Growing Trout Lily: Tips at a Glance
Trout lily is an extremely pretty spring-flowering bulb. Plant Erythronium (also called adder's tongue or dog's-tooth violet) as a ground cover in a shady spot under a tree or in a woodlands garden with daffodils.
- Type Flowering bulb
- Lifespan Perennial
- USDA Zones 3-9
- Light Dappled sun
- Soil Rich humus
- Water Moist
- Design Tip Woodlands
- Companions Wood anemones
- Peak Season Early spring
Trout Lily: A Field Guide
Trout lily (also known as dog’s-tooth lily or, more properly, by its horticultural name Erythronium), is the springtime flower you think of when you imagine green fronds unfurling and pushing their way upward through a layer of last autumn’s fallen leaves.

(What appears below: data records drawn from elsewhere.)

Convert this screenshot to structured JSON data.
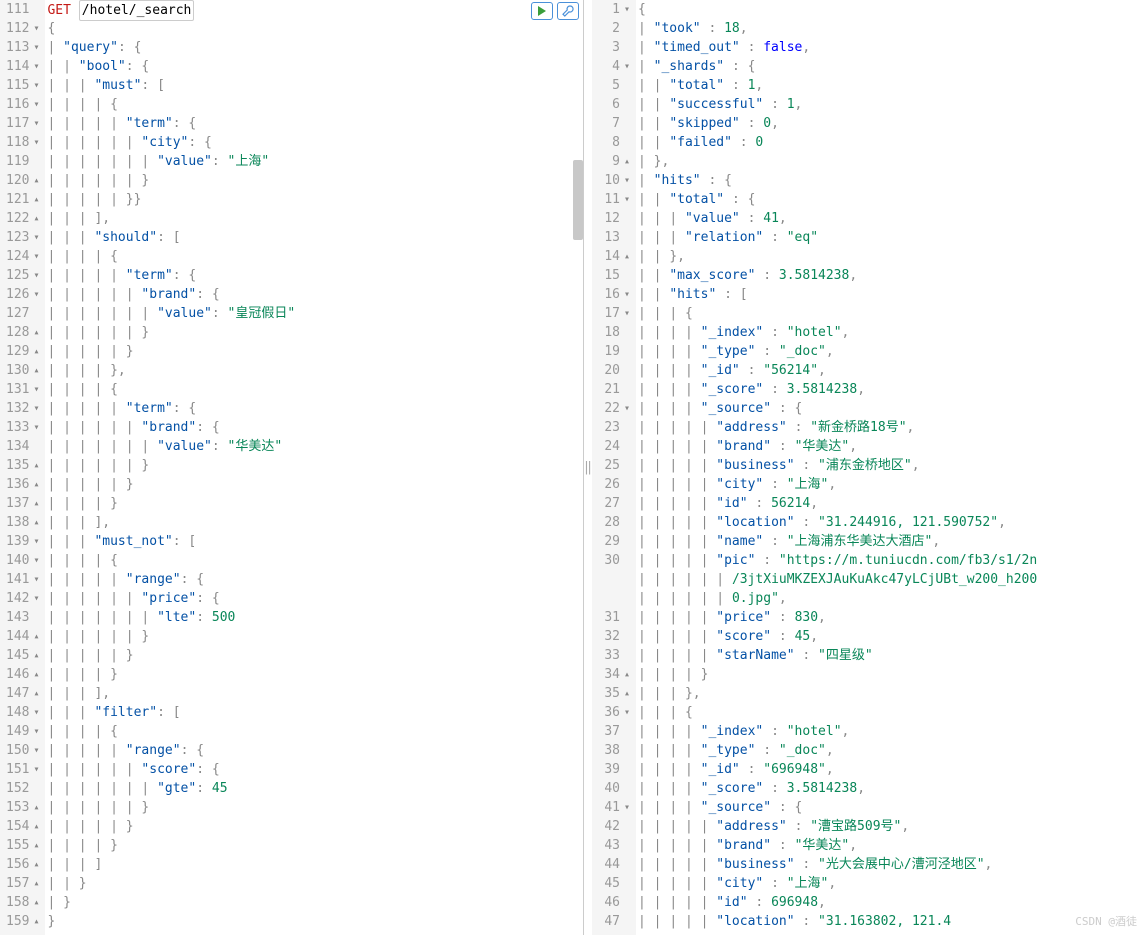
{
  "request": {
    "method": "GET",
    "path": "/hotel/_search",
    "startLine": 111,
    "body": {
      "query": {
        "bool": {
          "must": [
            {
              "term": {
                "city": {
                  "value": "上海"
                }
              }
            }
          ],
          "should": [
            {
              "term": {
                "brand": {
                  "value": "皇冠假日"
                }
              }
            },
            {
              "term": {
                "brand": {
                  "value": "华美达"
                }
              }
            }
          ],
          "must_not": [
            {
              "range": {
                "price": {
                  "lte": 500
                }
              }
            }
          ],
          "filter": [
            {
              "range": {
                "score": {
                  "gte": 45
                }
              }
            }
          ]
        }
      }
    }
  },
  "response": {
    "startLine": 1,
    "body": {
      "took": 18,
      "timed_out": false,
      "_shards": {
        "total": 1,
        "successful": 1,
        "skipped": 0,
        "failed": 0
      },
      "hits": {
        "total": {
          "value": 41,
          "relation": "eq"
        },
        "max_score": 3.5814238,
        "hits": [
          {
            "_index": "hotel",
            "_type": "_doc",
            "_id": "56214",
            "_score": 3.5814238,
            "_source": {
              "address": "新金桥路18号",
              "brand": "华美达",
              "business": "浦东金桥地区",
              "city": "上海",
              "id": 56214,
              "location": "31.244916, 121.590752",
              "name": "上海浦东华美达大酒店",
              "pic": "https://m.tuniucdn.com/fb3/s1/2n9c/3jtXiuMKZEXJAuKuAkc47yLCjUBt_w200_h200_c1_t0.jpg",
              "price": 830,
              "score": 45,
              "starName": "四星级"
            }
          },
          {
            "_index": "hotel",
            "_type": "_doc",
            "_id": "696948",
            "_score": 3.5814238,
            "_source": {
              "address": "漕宝路509号",
              "brand": "华美达",
              "business": "光大会展中心/漕河泾地区",
              "city": "上海",
              "id": 696948,
              "location": "31.163802, 121.4"
            }
          }
        ]
      }
    }
  },
  "watermark": "CSDN @酒徒"
}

“In early April there is quite a wealth of flower among plants that belong half to wood and half to garden,” the English gardener Gertrude Jekyll wrote, including Erythronium on her list of favorites. These low-growing plants also can solve problems if underplanted beneath trees, where it is too shady to suit grass.

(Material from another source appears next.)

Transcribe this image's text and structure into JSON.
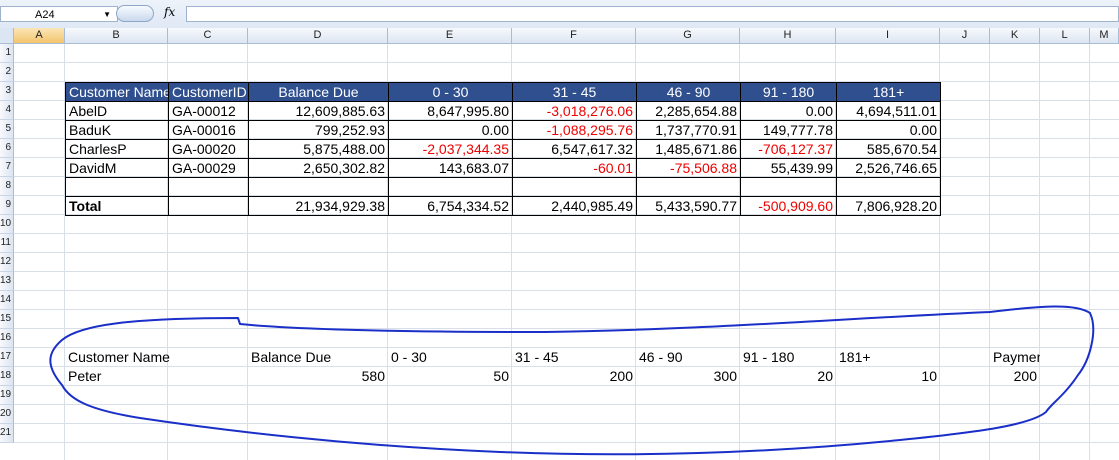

Jekyll’s favorite species of trout lily was Erythronium giganteum, which she called “the noblest plant of the same family—a striking and beautiful wood plant, with turn-cap shaped flowers of palest straw-colour, almost white, and large leaves, whose markings are not drop-like as in the more familiar kind, but are arranged in a regular sequence of bold splashings.”
Depending on the species and cultivar, trout lilies are hardy in USDA growing zones 3 to 9. Some of our favorites varieties include lemony ‘Pagoda’ (which grows to 18 inches, a towering height for a trout lily) and Erythronium californicum ‘White Beauty’, with a pink tinge at the tips of its petals.
Trout lily is not a fast-spreading bulb; don’t expect it to naturalize wantonly across great swaths of the lawn as if you’d planted Crocus. Instead, writes our contributor Kendra Wilson, “Erythronium revolutum naturalizes happily in sparse turf, while Erythronium dens-canis can be dug up and divided after flowering, every few years.”